A sede dispõe de um espaço lúdico aberto aos sócios
A sede dispõe de um espaço lúdico aberto aos sócios
[E.B.] – Com referiu, o GDC publica um boletim informativo e dinamiza diversas acções em prol da comunidade. Como consegue isto?
[P.G.] – O jornal é feito basicamente por uma pessoa. Pelo professor José Manuel Borges, que é também um dos maiores dinamizadores da freguesia. Ajuda muito no Clube. Tem gosto por isto e dedica muito do seu tempo ao Cavez. Por outro lado, temos muitos associados que pagam as suas quotas e como tal o jornal não dá prejuízo.
[E.B.] – O Grupo Desportivo de Cavez aposta só no futebol ou tem outras modalidades?

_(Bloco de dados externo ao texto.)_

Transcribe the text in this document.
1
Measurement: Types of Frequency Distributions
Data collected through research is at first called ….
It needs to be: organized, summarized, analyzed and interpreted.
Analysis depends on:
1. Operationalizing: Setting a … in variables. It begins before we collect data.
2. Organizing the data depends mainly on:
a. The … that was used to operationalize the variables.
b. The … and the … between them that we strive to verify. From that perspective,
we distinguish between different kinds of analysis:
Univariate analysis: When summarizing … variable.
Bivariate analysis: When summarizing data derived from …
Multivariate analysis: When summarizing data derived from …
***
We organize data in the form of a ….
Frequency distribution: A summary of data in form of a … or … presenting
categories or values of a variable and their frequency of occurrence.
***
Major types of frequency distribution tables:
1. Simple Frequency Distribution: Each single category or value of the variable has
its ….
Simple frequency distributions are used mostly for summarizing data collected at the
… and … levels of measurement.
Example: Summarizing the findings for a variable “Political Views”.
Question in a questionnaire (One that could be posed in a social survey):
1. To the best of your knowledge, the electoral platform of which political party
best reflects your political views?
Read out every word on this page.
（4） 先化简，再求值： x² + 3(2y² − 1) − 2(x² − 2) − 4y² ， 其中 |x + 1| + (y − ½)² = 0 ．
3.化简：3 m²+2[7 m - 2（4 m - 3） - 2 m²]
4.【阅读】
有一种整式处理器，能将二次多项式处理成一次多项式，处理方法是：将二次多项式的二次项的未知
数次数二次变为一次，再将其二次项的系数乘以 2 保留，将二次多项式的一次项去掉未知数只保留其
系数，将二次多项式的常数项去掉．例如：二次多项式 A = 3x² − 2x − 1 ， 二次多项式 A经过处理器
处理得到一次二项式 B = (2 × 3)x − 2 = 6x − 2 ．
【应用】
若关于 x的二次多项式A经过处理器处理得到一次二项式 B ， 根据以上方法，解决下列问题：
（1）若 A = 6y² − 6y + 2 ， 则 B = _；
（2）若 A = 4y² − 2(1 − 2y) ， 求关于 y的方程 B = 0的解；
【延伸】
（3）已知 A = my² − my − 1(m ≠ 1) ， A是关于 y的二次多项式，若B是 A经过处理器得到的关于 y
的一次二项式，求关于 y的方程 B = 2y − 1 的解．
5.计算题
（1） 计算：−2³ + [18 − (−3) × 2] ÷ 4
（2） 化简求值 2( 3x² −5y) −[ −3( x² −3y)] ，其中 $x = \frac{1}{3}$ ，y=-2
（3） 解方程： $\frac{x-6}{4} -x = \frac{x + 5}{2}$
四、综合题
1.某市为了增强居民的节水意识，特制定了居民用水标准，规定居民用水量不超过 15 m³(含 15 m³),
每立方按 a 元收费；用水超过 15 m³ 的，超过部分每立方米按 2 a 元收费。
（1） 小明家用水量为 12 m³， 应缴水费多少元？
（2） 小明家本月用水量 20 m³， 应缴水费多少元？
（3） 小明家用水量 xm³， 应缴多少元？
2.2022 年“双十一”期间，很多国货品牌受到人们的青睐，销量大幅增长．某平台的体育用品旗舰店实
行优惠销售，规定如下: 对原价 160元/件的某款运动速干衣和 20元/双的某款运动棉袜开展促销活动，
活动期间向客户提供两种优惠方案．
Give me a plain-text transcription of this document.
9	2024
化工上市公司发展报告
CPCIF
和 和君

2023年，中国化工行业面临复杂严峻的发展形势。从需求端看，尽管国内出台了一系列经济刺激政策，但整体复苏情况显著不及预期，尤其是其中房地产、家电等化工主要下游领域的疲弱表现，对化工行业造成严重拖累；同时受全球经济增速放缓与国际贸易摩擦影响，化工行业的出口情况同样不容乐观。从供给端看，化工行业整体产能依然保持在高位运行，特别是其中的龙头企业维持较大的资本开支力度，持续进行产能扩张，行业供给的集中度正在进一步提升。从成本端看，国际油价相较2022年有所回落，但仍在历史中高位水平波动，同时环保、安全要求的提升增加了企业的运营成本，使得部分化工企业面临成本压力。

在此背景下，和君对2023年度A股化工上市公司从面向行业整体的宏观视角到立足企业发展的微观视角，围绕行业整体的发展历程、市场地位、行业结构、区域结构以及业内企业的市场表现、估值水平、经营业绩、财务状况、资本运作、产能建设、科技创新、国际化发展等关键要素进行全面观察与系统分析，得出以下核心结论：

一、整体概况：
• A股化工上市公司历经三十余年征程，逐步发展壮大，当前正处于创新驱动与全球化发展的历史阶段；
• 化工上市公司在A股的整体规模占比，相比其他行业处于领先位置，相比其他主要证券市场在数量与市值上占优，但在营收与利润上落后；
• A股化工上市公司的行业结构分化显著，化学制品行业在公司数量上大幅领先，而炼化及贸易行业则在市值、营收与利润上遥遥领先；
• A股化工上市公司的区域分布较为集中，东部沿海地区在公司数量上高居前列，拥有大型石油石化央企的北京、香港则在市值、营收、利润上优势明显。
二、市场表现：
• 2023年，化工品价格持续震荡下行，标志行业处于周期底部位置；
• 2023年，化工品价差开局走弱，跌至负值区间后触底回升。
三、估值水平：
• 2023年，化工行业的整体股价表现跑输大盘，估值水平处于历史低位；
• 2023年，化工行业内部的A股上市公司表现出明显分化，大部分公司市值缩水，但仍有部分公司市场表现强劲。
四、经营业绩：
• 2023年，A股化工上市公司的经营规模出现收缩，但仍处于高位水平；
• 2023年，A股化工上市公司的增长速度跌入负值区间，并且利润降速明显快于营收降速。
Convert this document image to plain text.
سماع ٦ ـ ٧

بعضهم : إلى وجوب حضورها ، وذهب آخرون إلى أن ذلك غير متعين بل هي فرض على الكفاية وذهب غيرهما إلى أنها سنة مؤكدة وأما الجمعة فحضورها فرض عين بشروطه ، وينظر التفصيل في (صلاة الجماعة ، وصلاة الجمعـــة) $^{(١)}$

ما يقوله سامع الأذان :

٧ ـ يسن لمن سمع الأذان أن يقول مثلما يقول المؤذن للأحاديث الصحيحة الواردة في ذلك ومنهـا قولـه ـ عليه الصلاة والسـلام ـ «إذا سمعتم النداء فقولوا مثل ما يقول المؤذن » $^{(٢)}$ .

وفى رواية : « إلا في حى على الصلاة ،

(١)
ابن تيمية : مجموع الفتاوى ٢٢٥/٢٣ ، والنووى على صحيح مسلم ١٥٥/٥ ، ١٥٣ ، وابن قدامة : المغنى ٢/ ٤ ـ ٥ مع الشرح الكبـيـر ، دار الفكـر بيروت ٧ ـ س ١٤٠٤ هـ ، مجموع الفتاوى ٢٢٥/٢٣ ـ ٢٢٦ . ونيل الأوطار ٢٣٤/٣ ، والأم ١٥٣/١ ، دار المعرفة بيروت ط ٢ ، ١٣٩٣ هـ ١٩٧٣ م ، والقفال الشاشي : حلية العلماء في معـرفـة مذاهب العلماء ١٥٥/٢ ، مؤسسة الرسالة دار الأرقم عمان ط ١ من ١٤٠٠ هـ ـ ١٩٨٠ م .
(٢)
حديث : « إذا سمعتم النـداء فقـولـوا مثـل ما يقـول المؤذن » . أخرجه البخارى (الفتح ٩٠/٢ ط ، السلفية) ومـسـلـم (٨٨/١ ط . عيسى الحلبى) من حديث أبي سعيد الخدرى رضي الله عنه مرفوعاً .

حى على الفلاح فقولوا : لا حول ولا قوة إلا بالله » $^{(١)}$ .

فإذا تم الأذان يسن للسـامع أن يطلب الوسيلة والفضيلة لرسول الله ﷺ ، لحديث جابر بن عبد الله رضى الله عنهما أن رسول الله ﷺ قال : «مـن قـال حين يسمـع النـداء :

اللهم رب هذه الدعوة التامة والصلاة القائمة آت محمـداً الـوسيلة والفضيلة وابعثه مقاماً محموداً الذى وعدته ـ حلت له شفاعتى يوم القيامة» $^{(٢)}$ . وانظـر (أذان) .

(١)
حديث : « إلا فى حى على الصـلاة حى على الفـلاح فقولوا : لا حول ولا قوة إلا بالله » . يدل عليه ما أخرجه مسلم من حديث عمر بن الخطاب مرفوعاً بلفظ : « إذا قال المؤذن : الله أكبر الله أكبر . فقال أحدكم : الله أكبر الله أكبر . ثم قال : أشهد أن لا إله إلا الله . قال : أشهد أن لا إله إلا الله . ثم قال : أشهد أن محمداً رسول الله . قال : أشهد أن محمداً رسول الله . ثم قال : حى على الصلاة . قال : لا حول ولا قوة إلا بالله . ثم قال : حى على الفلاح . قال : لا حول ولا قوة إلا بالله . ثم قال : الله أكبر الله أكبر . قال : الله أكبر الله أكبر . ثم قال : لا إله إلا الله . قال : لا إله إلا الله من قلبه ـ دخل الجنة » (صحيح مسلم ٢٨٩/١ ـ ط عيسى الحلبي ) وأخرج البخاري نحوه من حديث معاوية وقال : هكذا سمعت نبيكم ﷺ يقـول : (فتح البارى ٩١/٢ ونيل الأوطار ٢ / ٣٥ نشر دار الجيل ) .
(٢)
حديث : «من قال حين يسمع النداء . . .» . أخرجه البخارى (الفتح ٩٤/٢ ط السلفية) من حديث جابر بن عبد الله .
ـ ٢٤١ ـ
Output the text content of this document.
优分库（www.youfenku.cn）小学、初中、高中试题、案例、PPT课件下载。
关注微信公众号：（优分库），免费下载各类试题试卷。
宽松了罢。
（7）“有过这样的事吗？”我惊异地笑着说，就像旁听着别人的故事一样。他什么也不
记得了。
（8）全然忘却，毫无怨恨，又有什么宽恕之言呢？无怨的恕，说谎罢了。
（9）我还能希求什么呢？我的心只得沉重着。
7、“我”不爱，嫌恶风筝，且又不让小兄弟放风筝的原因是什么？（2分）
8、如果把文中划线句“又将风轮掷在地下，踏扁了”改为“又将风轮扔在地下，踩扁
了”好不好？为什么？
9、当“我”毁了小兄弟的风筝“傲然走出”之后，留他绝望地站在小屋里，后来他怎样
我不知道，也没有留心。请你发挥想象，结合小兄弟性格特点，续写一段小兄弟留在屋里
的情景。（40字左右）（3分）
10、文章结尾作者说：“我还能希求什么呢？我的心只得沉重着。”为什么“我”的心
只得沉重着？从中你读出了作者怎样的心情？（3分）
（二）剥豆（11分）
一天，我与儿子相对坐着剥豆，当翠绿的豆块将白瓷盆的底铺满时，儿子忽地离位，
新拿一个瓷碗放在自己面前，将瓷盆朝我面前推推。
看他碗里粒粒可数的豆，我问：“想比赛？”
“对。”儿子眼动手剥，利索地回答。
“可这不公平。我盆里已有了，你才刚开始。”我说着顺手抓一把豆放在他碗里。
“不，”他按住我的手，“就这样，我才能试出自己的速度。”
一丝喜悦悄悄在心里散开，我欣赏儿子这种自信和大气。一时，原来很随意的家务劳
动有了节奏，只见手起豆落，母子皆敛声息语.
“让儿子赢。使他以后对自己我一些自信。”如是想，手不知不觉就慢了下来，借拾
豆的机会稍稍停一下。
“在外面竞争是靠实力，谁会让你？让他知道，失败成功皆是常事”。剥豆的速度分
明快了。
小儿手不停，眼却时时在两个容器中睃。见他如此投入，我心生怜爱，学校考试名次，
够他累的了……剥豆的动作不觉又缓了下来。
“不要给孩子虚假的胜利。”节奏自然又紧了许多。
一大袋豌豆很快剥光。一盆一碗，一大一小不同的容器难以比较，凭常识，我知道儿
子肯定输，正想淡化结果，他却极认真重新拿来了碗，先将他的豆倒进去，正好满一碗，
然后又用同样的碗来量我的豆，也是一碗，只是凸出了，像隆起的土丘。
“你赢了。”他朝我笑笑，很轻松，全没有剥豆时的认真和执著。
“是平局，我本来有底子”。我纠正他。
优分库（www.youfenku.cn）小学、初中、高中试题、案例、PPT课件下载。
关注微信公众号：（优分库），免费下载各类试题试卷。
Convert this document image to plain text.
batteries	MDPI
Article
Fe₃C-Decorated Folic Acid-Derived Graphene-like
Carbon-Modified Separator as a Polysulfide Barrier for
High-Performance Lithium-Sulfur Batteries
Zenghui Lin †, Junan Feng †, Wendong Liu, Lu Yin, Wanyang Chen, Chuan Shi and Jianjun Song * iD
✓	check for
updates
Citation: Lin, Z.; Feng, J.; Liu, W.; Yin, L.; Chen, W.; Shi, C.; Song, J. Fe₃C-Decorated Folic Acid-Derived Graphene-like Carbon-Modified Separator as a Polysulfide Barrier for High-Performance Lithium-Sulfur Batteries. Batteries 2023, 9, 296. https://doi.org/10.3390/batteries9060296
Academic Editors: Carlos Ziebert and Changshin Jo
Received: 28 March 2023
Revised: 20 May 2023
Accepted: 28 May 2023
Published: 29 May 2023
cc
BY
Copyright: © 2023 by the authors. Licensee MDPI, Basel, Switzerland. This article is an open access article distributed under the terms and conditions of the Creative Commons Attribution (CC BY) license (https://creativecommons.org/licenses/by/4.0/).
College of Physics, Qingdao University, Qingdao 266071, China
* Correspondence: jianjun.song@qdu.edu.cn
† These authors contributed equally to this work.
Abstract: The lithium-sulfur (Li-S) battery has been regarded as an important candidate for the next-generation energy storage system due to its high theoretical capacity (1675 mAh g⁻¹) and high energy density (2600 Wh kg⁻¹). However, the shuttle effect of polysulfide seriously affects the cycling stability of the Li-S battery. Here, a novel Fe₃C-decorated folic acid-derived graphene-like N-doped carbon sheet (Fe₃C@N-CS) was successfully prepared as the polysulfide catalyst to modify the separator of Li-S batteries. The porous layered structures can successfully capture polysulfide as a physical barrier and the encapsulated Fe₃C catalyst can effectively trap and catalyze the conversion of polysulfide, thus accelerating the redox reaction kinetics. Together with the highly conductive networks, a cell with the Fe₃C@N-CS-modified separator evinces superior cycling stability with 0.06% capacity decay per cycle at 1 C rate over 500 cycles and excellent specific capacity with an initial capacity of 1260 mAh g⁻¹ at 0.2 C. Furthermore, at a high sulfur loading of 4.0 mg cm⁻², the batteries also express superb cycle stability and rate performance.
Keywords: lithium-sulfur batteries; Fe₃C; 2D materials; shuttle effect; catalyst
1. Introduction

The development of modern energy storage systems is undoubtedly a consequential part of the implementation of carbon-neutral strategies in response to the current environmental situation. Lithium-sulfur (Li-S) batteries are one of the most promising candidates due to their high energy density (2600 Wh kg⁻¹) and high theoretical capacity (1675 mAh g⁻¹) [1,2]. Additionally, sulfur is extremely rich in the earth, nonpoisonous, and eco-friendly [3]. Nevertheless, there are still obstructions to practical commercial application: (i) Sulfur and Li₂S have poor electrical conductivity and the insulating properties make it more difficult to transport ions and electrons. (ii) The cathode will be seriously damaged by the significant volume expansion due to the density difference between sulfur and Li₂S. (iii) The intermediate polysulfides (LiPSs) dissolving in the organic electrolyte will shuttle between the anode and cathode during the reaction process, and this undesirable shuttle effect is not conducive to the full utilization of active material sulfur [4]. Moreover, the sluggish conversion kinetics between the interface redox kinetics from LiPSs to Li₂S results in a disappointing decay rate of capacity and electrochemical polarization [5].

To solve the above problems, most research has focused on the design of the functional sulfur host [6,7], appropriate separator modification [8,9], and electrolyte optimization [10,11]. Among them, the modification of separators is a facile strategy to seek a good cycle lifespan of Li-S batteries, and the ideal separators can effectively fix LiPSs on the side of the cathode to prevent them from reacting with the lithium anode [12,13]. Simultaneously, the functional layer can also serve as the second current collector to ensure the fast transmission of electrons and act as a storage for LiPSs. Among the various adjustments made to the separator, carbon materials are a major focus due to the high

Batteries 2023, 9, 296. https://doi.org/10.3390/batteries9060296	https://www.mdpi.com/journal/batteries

[P.G.] – Apostamos também no atletismo. Ao longo do ano participamos em provas no concelho e em terras limítrofes. Procuramos algumas provas, organizamos outras quer pelo S. João, quer pelo S. Bartolomeu, em Junho e Agosto, respectivamente. Esta última atrai muitos atletas locais e também de fora, mas poderia atrair mais participantes, se o dia 23 de Agosto coincidisse sempre com o fim-de-semana.
De uma maneira geral, o Desportivo de Cavez oferece boas condições aos seus atletas, seja ao nível de instalações seja ao nível da direcção que participa e se envolve nas várias iniciativas que promove.